I felt overwhelmed by so many things it was hard to respond with more than a smile. “Thank you. I have no idea why you’d take that much time for me. It’s really so kind of you.” We stood in the hallway only a few feet apart. I could smell his cologne, and it reminded me of Evan’s, which only made my heart ache more.
“No problem. I’m not letting you fail. Got that?” He ran a hand through his salt-and-pepper hair. Almost old enough to be my father, Cameron was a source of strength I hadn’t expected. Maggie was there to listen to me break down and cry about Evan, and now I had Dr. Marshal to be my rock when it came to school.
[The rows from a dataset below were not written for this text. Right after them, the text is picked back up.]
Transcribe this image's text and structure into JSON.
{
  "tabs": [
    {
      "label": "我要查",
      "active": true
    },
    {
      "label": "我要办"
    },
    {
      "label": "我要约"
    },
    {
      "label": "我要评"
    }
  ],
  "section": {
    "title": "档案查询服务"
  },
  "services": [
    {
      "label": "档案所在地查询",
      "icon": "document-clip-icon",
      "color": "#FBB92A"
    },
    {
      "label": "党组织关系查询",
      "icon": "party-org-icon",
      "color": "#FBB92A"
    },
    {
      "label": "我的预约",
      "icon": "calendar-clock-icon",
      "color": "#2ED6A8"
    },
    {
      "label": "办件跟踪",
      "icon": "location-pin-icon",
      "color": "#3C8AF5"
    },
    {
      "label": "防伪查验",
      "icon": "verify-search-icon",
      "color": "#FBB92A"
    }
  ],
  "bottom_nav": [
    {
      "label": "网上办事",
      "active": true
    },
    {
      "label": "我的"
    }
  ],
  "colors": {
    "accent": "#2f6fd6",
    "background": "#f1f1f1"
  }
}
The thought occurred to me that maybe I could do this on my own if Evan left and I had no other choice. If these people in my life were there for me, supporting me and helping me along the way with work and school, certainly, I could muster enough strength and courage to keep fighting. If only I wasn’t so afraid of losing the baby.
“I’ll see you tomorrow, then?” His eyes sparkled as I passed him.
“Tomorrow.” I nodded, not able to fully return his happy expression but at least able to breathe a sigh of relief.
I headed to my car, still feeling weighed down. The one positive thing about this breakup had been that the emotional pain of losing Evan had distracted me from the emotional pain of fearing for my baby’s life. If I just stayed focused on how much it hurt that Evan would just leave me like this, maybe I’d make it through the end of the pregnancy and everything would be fine.
But when I sank into my driver’s seat and started my car, the sadness of going home to the empty house where Evan and I had made love so many times hit me. I dialed Maggie’s number. I couldn’t go home. Not until I got some sort of encouragement.
“Hello?” Maggie was cheery as always. “Gypsy?”
“Yeah, it’s me. I’m not having such a good day. Are you free? Can I come over?” I bit my lip, hoping she wasn’t too busy.
“I’m never too busy for you as long as you don’t mind helping give the twins their baths.” I heard laughter in the background. The kids were getting older, almost one year old now. I imagine that was a handful at bath time. Lord knows, I needed the practice.
“I don’t mind. I just need a friend.”
“See you soon, then.” Maggie hung up and the second load of bricks came off my back. She’d know exactly what to say to help me feel better, and if she didn’t she’d at least hold my hand while I cried.